У «другой Таси» имелась самопрялка с педалью, её разрешалось Валере понажимать. На стене висели большие часы в футляре с двумя гирьками и золотистым маятником. Циферблат был в футляре, а безостановочно ходящий из стороны в сторону маятник вне его. Валера был счастлив, если ему разрешали подтянуть гирьки.
День на четвёртый или пятый после похорон деда Валере приснился сон. Кто-то взял его под заунывный колокольный звон на руки и понёс по землянке «другой Таси», мимо часов, мимо прялки, мимо икон… От рук исходила нежность, любовь, тепло. Они пронесли Валеру по землянке и с превеликой осторожностью положили на кровать. Сон на всю жизнь врезался в память… И колокольный звон, и эти заботливые руки…
Утром Валера бодро доложил бабушке – кто-то носил его по землянке под колокольный звон. Кто он, не видел, но было совсем не страшно.
Бабушка от радостного доклада внука пришла в великое волнение, запричитала: «Дед хочет забрать тебя к себе! Он страшно любил тебя, хочет забрать к себе!»
Бабушка и причину сна, не задумываясь, нашла, и радикальное средство защиты, чтобы сон не стал вещим, тут же обнародовала: в срочном порядке крестить внука. Схватила его в охапку и повезла за сто километров в районный центр.
Батюшка был с чёрной густой бородой, первым делом спросил Валеру:
– Креститься умеешь?
Валера уверенно кивнул головой:
– Да!
– Ну-ка, ну-ка покажи!
Валера одним пальцем изобразил что-то мало похожее на крестное знамение. Батюшка, улыбаясь в бороду, стал учить креститься. Потом задал архитрудный вопрос:
– Бабушку слушаешься?
Валера обречённо повесил голову.
Бабушка засмеялась:
– Прутиком вчера попало по мягкому месту.

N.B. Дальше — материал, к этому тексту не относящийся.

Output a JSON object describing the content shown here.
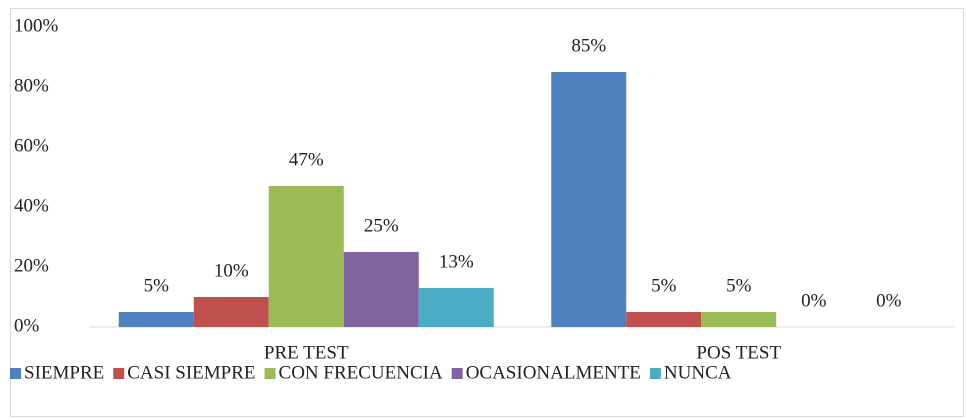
{
  "chart_data": {
    "type": "bar",
    "categories": [
      "PRE TEST",
      "POS TEST"
    ],
    "series": [
      {
        "name": "SIEMPRE",
        "color": "#4f81bd",
        "values": [
          5,
          85
        ],
        "value_labels": [
          "5%",
          "85%"
        ]
      },
      {
        "name": "CASI SIEMPRE",
        "color": "#c0504d",
        "values": [
          10,
          5
        ],
        "value_labels": [
          "10%",
          "5%"
        ]
      },
      {
        "name": "CON FRECUENCIA",
        "color": "#9bbb59",
        "values": [
          47,
          5
        ],
        "value_labels": [
          "47%",
          "5%"
        ]
      },
      {
        "name": "OCASIONALMENTE",
        "color": "#8064a2",
        "values": [
          25,
          0
        ],
        "value_labels": [
          "25%",
          "0%"
        ]
      },
      {
        "name": "NUNCA",
        "color": "#4bacc6",
        "values": [
          13,
          0
        ],
        "value_labels": [
          "13%",
          "0%"
        ]
      }
    ],
    "ylim": [
      0,
      100
    ],
    "yticks": [
      {
        "value": 0,
        "label": "0%"
      },
      {
        "value": 20,
        "label": "20%"
      },
      {
        "value": 40,
        "label": "40%"
      },
      {
        "value": 60,
        "label": "60%"
      },
      {
        "value": 80,
        "label": "80%"
      },
      {
        "value": 100,
        "label": "100%"
      }
    ],
    "legend": "bottom"
  }
}
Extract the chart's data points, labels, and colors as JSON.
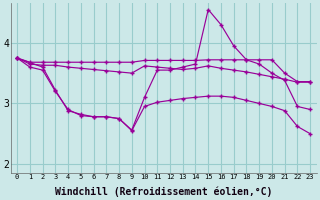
{
  "bg_color": "#cce8e8",
  "grid_color": "#99cccc",
  "line_color": "#990099",
  "marker": "+",
  "xlabel": "Windchill (Refroidissement éolien,°C)",
  "xlim": [
    -0.5,
    23.5
  ],
  "ylim": [
    1.85,
    4.65
  ],
  "yticks": [
    2,
    3,
    4
  ],
  "xticks": [
    0,
    1,
    2,
    3,
    4,
    5,
    6,
    7,
    8,
    9,
    10,
    11,
    12,
    13,
    14,
    15,
    16,
    17,
    18,
    19,
    20,
    21,
    22,
    23
  ],
  "s1_x": [
    0,
    1,
    2,
    3,
    4,
    5,
    6,
    7,
    8,
    9,
    10,
    11,
    12,
    13,
    14,
    15,
    16,
    17,
    18,
    19,
    20,
    21,
    22,
    23
  ],
  "s1_y": [
    3.75,
    3.6,
    3.55,
    3.2,
    2.9,
    2.8,
    2.78,
    2.78,
    2.75,
    2.56,
    3.1,
    3.55,
    3.55,
    3.6,
    3.65,
    4.55,
    4.3,
    3.95,
    3.72,
    3.65,
    3.5,
    3.38,
    2.95,
    2.9
  ],
  "s2_x": [
    0,
    1,
    2,
    3,
    4,
    5,
    6,
    7,
    8,
    9,
    10,
    11,
    12,
    13,
    14,
    15,
    16,
    17,
    18,
    19,
    20,
    21,
    22,
    23
  ],
  "s2_y": [
    3.75,
    3.68,
    3.68,
    3.68,
    3.68,
    3.68,
    3.68,
    3.68,
    3.68,
    3.68,
    3.71,
    3.71,
    3.71,
    3.71,
    3.71,
    3.72,
    3.72,
    3.72,
    3.72,
    3.72,
    3.72,
    3.5,
    3.36,
    3.36
  ],
  "s3_x": [
    0,
    1,
    2,
    3,
    4,
    5,
    6,
    7,
    8,
    9,
    10,
    11,
    12,
    13,
    14,
    15,
    16,
    17,
    18,
    19,
    20,
    21,
    22,
    23
  ],
  "s3_y": [
    3.75,
    3.65,
    3.63,
    3.63,
    3.6,
    3.58,
    3.56,
    3.54,
    3.52,
    3.5,
    3.62,
    3.6,
    3.58,
    3.56,
    3.58,
    3.62,
    3.58,
    3.55,
    3.52,
    3.48,
    3.44,
    3.4,
    3.35,
    3.35
  ],
  "s4_x": [
    0,
    2,
    3,
    4,
    5,
    6,
    7,
    8,
    9,
    10,
    11,
    12,
    13,
    14,
    15,
    16,
    17,
    18,
    19,
    20,
    21,
    22,
    23
  ],
  "s4_y": [
    3.75,
    3.6,
    3.22,
    2.88,
    2.82,
    2.78,
    2.78,
    2.75,
    2.55,
    2.95,
    3.02,
    3.05,
    3.08,
    3.1,
    3.12,
    3.12,
    3.1,
    3.05,
    3.0,
    2.95,
    2.88,
    2.62,
    2.5
  ]
}
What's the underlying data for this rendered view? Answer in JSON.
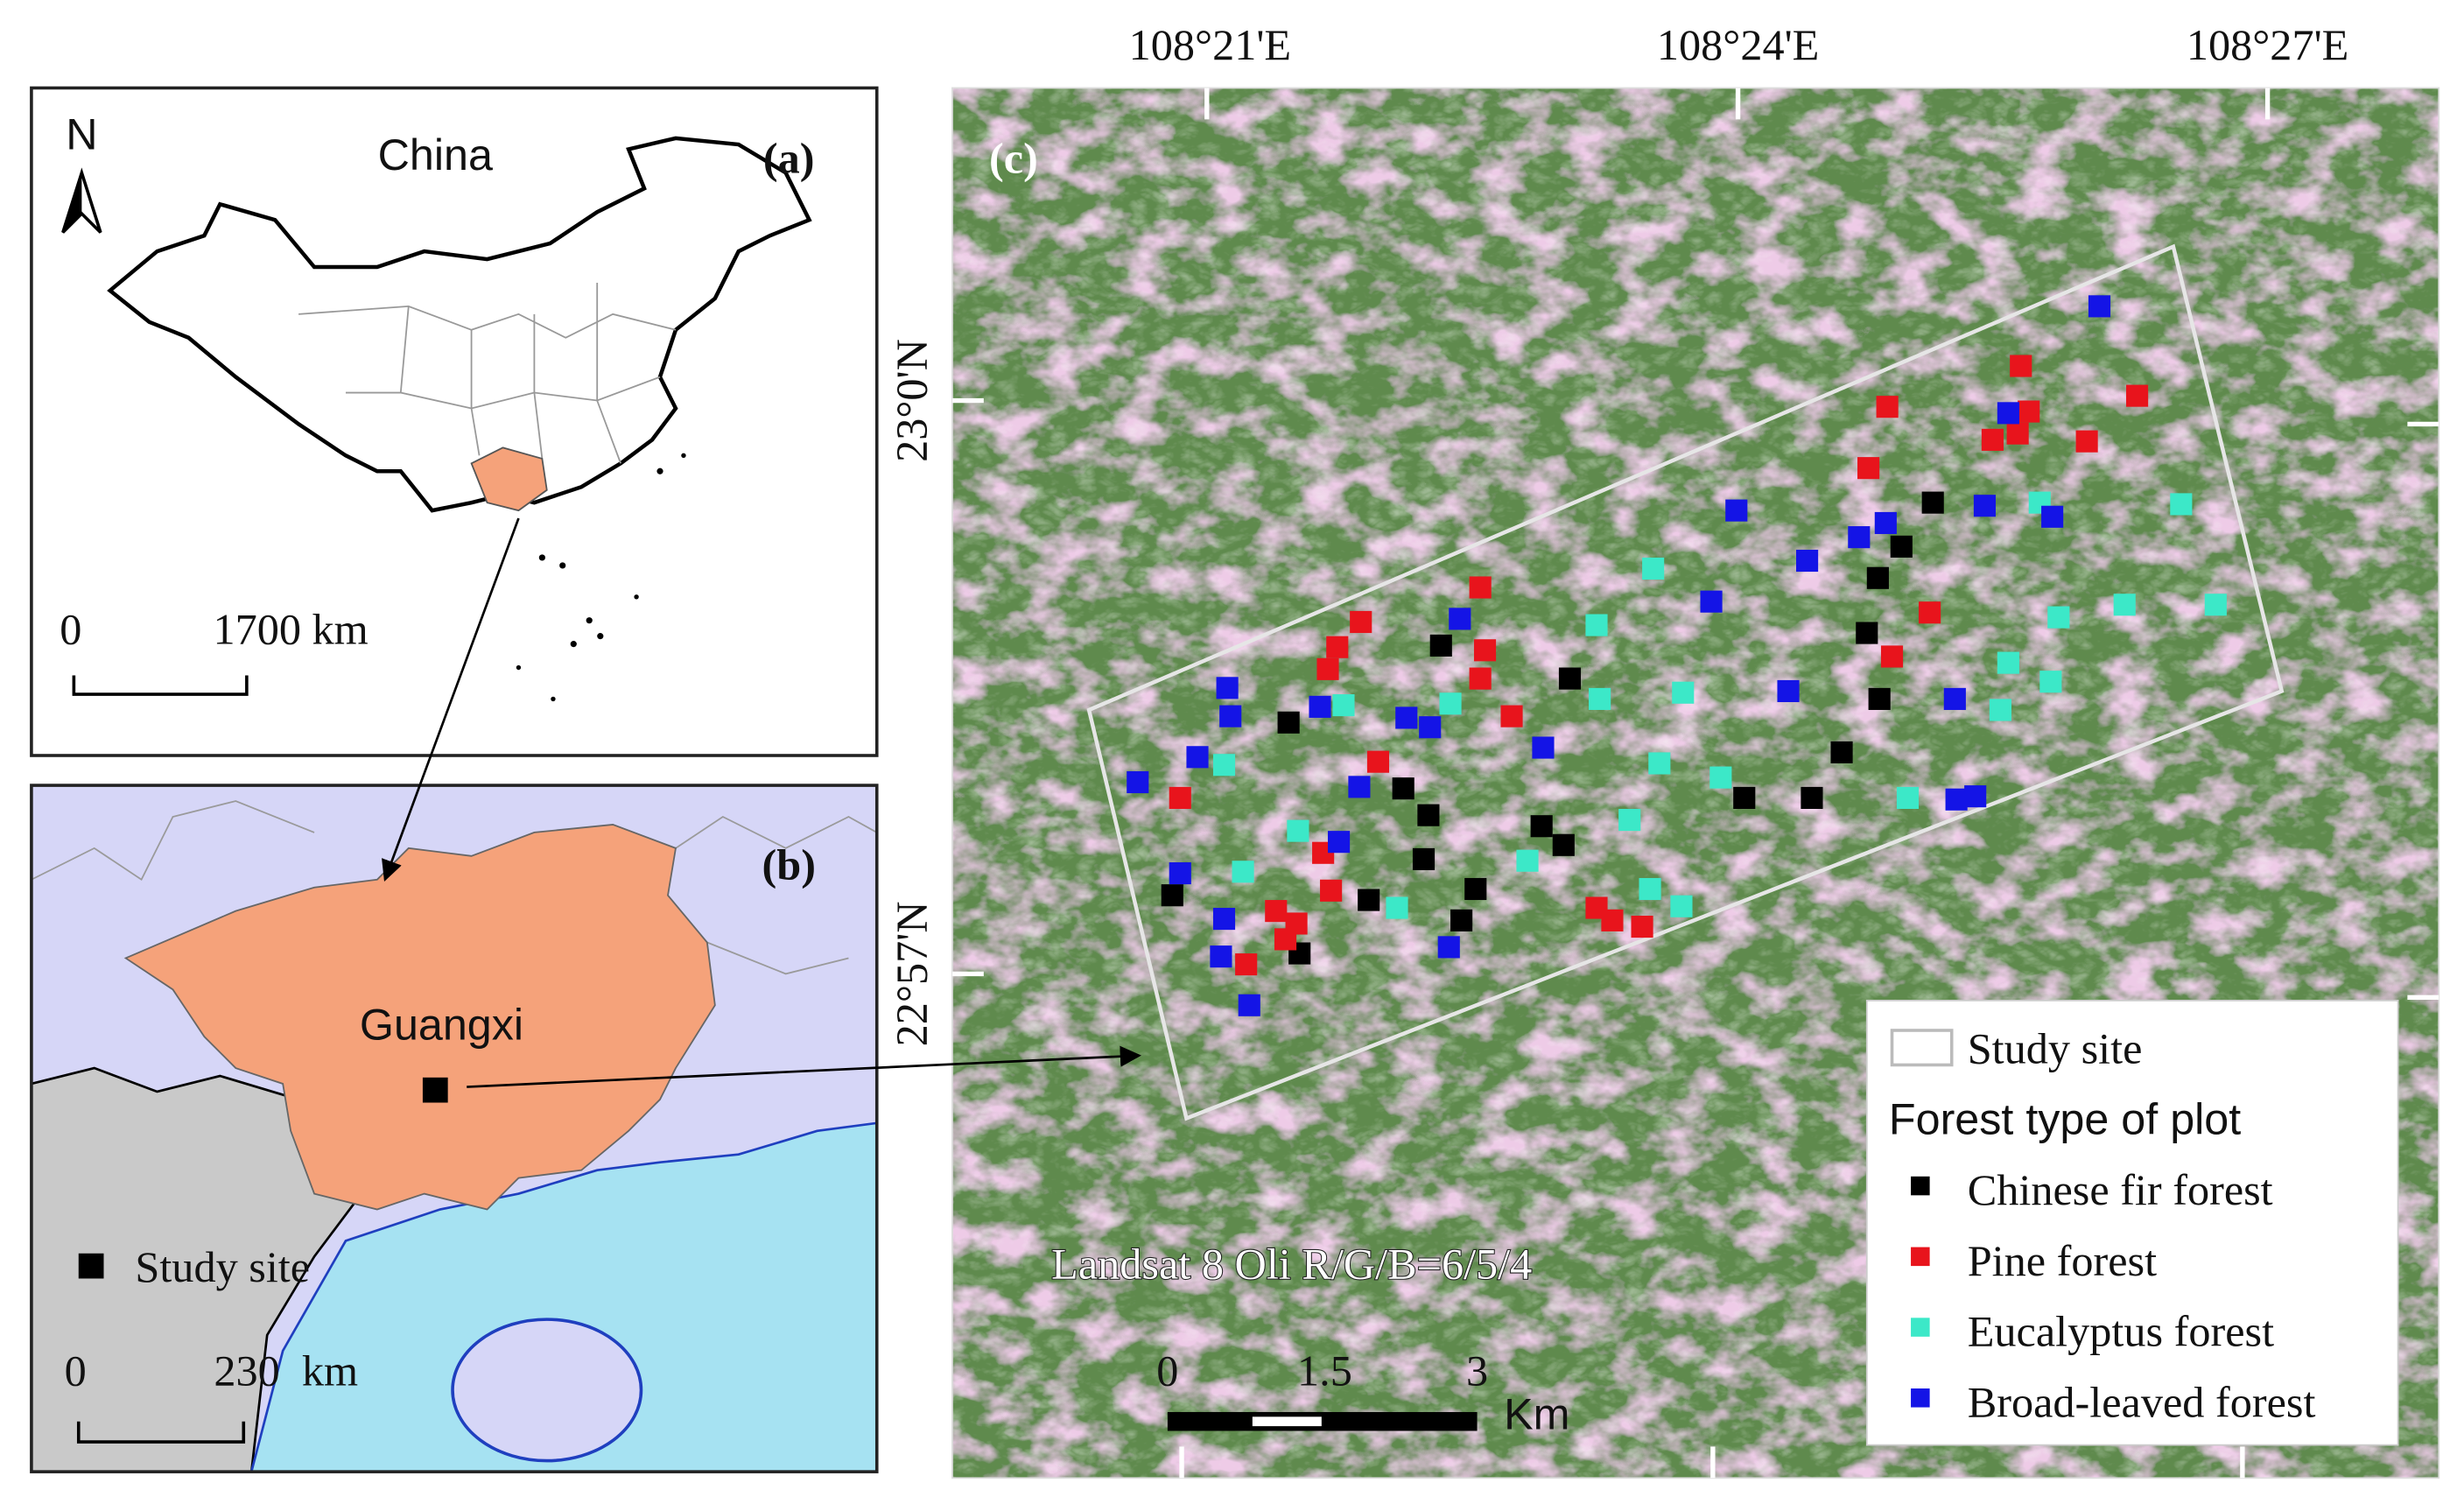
{
  "panels": {
    "a": {
      "label": "(a)",
      "country": "China",
      "north": "N",
      "scale": [
        "0",
        "1700 km"
      ]
    },
    "b": {
      "label": "(b)",
      "province": "Guangxi",
      "legend": "Study site",
      "scale": [
        "0",
        "230  km"
      ]
    },
    "c": {
      "label": "(c)",
      "lon_labels": [
        "108°21'E",
        "108°24'E",
        "108°27'E"
      ],
      "lat_labels": [
        "23°0'N",
        "22°57'N"
      ],
      "imagery": "Landsat 8 Oli R/G/B=6/5/4",
      "scale": [
        "0",
        "1.5",
        "3"
      ],
      "scale_unit": "Km",
      "legend": {
        "boundary": "Study site",
        "title": "Forest type of plot",
        "items": [
          {
            "name": "Chinese fir forest",
            "color": "#000000"
          },
          {
            "name": "Pine forest",
            "color": "#e8141c"
          },
          {
            "name": "Eucalyptus forest",
            "color": "#3ce8c8"
          },
          {
            "name": "Broad-leaved forest",
            "color": "#1414e6"
          }
        ]
      }
    }
  }
}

Двух цыплят придушил.
Батюшка после крещения повёл Валерия в магазин и вручил большой кулёк шоколадных конфет:
– Держи, только бабушку не забудь угостить.
Валера сказал «ага», ловко прижал кулёк локтем левой руки к животу, запустил в него правую, молниеносно развернул одну за другой две конфетки, разом засунул в рот, а после этого протянул кулёк бабушке – угощайся.
После крещения бабушка начала учить его молитвам. Немного было таковых в её арсенале: «Отче наш», «Богородица», «Царю Небесный»… Первым делом освоил Валера «Отче наш». С той поры бабушкин урок на всю жизнь вошёл в привычку, прежде чем ложиться спать, Валера читал Господнюю молитву. Прочитает, перекрестится и в кровать.
Так что дед своей смертью ускорил крещение внука. Кто его знает, когда бы оно произошло. До школы Валере оставалось всего ничего, а так как мама его учительница, о церкви и разговора быть не могло…
Первый раз причастился Валерий и исповедался в двадцать лет. Друг назначил его свидетелем на своей свадьбе с венчанием, перед которым батюшка велел всем участвующим в таинстве исповедоваться и причаститься. После свадьбы Валера несколько раз причащался без подготовки и исповеди. Приходил на литургию, выстаивал службу от начала до конца, упрямства ему не занимать, и подходил к Чаше. Рассуждал: раз люди идут, значит, так положено.